Real Recipes From Real Home Cooks ®

creamy chicken gnocchi soup

Recipe by
Julie Bailey
Durham, NC

Everyone in my family loves the Chicken Gnocchi Soup at a well-known Italian restaurant, which led me to experiment until I created a reasonable facsimile of their wonderful soup. If you're like us and enjoy that restaurant soup, I think you will like this easy recipe.
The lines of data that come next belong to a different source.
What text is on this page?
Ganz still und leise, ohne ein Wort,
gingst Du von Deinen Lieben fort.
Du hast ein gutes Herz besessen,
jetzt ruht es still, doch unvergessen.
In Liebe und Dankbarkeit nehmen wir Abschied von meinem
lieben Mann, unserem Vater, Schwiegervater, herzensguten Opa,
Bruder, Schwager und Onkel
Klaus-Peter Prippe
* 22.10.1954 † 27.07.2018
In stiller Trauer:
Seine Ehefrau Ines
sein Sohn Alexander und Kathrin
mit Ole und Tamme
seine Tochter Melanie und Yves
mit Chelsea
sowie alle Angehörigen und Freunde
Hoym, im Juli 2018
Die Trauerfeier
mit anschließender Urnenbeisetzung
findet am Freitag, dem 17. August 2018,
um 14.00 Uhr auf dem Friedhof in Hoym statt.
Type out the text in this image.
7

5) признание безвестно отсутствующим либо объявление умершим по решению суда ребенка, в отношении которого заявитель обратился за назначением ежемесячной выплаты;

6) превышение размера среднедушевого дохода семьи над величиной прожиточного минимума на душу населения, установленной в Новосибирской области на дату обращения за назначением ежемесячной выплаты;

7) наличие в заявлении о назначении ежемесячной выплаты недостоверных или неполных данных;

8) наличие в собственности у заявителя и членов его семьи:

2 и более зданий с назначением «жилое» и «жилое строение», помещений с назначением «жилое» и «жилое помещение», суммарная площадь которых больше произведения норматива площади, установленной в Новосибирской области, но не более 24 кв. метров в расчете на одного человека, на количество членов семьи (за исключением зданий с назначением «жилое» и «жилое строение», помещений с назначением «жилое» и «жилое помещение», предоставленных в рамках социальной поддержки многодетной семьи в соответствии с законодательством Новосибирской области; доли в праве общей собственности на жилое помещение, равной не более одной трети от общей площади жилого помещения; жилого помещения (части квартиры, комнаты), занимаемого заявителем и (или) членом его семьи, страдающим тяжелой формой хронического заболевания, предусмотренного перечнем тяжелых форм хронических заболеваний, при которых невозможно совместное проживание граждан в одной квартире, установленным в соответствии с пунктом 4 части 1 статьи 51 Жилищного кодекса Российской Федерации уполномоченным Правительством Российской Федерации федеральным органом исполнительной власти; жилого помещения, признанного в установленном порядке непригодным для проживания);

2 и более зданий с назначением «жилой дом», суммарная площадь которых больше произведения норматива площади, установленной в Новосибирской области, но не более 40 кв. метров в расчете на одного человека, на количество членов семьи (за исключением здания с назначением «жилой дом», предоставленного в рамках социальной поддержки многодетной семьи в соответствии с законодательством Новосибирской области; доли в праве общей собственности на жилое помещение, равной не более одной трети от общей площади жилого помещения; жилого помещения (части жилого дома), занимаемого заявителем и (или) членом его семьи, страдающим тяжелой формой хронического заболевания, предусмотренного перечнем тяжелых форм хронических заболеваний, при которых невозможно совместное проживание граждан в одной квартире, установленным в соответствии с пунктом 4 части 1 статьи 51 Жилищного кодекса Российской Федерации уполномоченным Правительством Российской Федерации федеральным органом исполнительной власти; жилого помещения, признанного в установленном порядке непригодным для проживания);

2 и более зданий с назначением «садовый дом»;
Using store-bought gnocchi and already cooked roasted chicken significantly reduces kitchen time.

yield 8 serving(s)
prep time 15 Min
cook time 20 Min
method Stove Top

Ingredients For creamy chicken gnocchi soup

  • 2 c
    cooked chicken (diced or shredded)
  • 1 lb
    gnocchi pre-made
  • 4 c
    chicken stock
  • 4 Tbsp
    butter (i use unsalted)
  • 1 c
    sweet onion, chopped
  • 1/2 c
    celery, diced
  • 1/2 c
    carrots, chopped
  • 2 tsp
    minced garlic (adjust to personal taste)
  • 1 tsp
    italian herb spices (oregano, marjoram, thyme)
  • salt and pepper to taste
  • 1/2 c
    frozen corn (optional)
  • 2 c
    half and half
  • 1 c
    fresh baby kale, chopped (can substitute for baby spinach if preferred)
  • 3 Tbsp
    wondra quick mixing flour or cornstarch
  • 3 Tbsp
    grated parmesan cheese

How To Make creamy chicken gnocchi soup

  • 1
    Prepare cooked chicken. I shred mine but you can also dice into chunks. Set aside. NOTE: you can also use roasted chicken from your grocery deli, or pre-cooked chicken already diced in bags in the meat department.
  • 2
    Melt butter in a Dutch oven or 6-quart pot. Add prepped onion, celery and carrots and sauté for 4 to 5 minutes until onions are translucent. Add the garlic and spices, including salt and pepper and stir to blend, allowing the garlic to cook into the veggies for about 2 minutes.
  • This mixture of chicken broth, chicken, and seasoning with onion, celery and carrots before adding the other gnocchi ingredients makes a great base for many other chicken recipes, like Chicken & Dumplings, Chicken & Rice, Chicken Noodle Soup, etc.
    3
    Add the broth and chicken. Stir and bring to a low boil for a minute. Reduce heat to simmer. Add the gnocchi (and optional corn, if desired) and allow to cook for 8 to 10 minutes.
  • 4
    ADD 1-1/2 cups of the half and half to the pot. To the remaining 1/2 cup half and half, add the Wondra or cornstarch and stir until it's a smooth slurry. Add the slurry to the pot. Add the spinach and parmesan cheese. Stir for another 2 or 3 minutes and serve hot.